"Jesteśmy rozczarowani systemem, patodeweloperka to gangsterka" - mieszkańcy ulicy Szymanowskiego w Szczecinie po raz kolejny protestują i apelują o wstrzymanie inwestycji. Wojewoda podjął decyzję.
Mieszkańcy protestują od miesięcy. Teraz sprawa jest w rękach nowego wojewody zachodniopomorskiego.
Budować należy mądrze. Apelujemy do wojewody zachodniopomorskiego, aby skrupulatnie przyjrzał się naszej sprawie - mówią mieszkańcy ulicy Szymanowskiego.

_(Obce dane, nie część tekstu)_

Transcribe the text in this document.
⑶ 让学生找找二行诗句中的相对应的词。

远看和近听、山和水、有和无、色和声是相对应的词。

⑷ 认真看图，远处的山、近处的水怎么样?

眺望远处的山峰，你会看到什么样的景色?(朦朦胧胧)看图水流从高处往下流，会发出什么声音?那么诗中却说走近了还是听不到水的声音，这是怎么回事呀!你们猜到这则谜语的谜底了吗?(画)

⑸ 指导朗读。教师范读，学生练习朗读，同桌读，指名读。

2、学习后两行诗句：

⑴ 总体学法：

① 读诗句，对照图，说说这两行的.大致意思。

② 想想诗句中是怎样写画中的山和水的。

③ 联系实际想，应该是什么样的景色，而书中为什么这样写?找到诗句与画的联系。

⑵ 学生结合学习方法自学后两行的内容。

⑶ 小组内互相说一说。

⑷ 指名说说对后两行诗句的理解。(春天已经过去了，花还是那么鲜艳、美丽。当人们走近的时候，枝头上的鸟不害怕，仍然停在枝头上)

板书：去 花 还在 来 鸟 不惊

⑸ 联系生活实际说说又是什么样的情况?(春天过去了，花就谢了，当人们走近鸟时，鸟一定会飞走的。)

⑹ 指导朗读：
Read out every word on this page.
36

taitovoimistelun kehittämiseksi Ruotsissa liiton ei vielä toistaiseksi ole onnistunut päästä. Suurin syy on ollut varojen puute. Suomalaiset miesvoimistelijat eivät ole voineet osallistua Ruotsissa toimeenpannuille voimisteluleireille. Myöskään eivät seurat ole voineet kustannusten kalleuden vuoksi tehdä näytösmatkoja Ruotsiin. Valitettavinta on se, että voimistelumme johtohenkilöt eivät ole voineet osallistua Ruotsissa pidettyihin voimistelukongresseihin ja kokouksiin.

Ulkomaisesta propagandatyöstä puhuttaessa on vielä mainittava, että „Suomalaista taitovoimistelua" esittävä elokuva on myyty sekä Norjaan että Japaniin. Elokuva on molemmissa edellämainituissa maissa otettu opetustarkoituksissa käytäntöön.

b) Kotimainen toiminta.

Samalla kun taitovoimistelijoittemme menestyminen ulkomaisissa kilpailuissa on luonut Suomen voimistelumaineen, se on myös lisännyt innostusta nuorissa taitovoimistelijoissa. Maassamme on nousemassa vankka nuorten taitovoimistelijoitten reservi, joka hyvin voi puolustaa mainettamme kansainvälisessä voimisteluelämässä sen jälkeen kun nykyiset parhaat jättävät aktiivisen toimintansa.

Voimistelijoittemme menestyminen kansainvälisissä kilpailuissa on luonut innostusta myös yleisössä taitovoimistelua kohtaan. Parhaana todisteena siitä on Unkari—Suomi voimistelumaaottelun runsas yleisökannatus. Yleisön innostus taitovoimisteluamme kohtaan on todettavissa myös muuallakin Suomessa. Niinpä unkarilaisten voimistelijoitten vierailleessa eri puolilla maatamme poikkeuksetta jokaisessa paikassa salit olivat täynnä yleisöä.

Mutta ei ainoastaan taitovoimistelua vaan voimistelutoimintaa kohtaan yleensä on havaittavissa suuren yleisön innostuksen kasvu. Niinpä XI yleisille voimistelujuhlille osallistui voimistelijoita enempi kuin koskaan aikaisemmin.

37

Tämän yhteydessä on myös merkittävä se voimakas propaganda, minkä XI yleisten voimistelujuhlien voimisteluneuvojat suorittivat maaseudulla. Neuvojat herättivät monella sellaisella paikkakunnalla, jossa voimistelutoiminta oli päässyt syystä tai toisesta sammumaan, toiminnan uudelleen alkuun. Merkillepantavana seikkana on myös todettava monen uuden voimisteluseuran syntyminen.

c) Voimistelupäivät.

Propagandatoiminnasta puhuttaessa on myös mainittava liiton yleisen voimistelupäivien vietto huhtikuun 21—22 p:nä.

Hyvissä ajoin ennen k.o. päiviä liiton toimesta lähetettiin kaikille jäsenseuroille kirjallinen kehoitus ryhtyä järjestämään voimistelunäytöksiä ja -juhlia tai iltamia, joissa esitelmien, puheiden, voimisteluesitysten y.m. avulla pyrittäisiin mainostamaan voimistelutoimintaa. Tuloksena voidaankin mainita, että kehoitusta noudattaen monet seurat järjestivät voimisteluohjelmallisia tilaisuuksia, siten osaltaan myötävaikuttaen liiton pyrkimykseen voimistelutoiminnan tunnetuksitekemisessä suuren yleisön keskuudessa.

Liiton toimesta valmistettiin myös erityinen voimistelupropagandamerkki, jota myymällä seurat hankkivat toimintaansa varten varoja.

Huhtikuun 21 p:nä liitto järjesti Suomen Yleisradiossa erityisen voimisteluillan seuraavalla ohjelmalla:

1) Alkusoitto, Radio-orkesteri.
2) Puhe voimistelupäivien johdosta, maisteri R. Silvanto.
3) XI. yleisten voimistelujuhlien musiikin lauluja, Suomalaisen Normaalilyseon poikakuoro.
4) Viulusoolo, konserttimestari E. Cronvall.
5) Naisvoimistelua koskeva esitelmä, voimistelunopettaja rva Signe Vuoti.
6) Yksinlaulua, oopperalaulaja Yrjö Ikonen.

- Patodeweloperka to gangsterka. - Jestem rozczarowana systemem, który pozwala na takie praktyki, których doświadczyliśmy my, mieszkańcy, w ciągu ostatnich trzech lat. Moim zdaniem patologię należy wskazywać, nazywać i czynnie jej przeciwdziałać - mówią mieszkańcy.
- Jest mi po prostu zwyczajnie przykro. Nikt nie myśli o komforcie ich życia, jakości ich życia, a przede wszystkim o tym, że te mieszkania tracą na wartości. Jeśli powiecie mi, że to wszystko zostało wydane zgodnie z przepisami prawa, to ja powiem, że to prawo jest złe. To prawo trzeba zmienić. Możemy tylko jedno powiedzieć i krzyknijmy: stop patodeweloperce - mówi Andrzej Radziwiłł, współprzewodniczący Zielonych Szczecin.
Mieszkańcy protestowali, wojewoda podjął decyzję. Nie ma podstaw do uchylenia pozwolenia na budowę w sprawie inwestycji przy ulicy Szymanowskiego w Szczecinie, gdzie ma powstać budynek wielorodzinny wraz z garażem.
Sprawa trafiła do urzędu wojewódzkiego, jednak w toku postępowania nie znaleziono podstaw do cofnięcia pozwolenia. Z tego, co czytamy w przysłanym przez urząd komunikacie, inwestor wielokrotnie uzupełniał projekty budowy, dostarczył odpowiednie dokumenty i złożył wyjaśnienia, a urzędnicy wojewody nie znaleźli podstaw do uchylenia decyzji prezydenta Szczecina zatwierdzającej projekt inwestycji przy Szymanowskiego.
Apelujemy do wojewody zachodniopomorskiego, aby skrupulatnie przyjrzał się naszej sprawie - mówią mieszkańcy ulicy Szymanowskiego.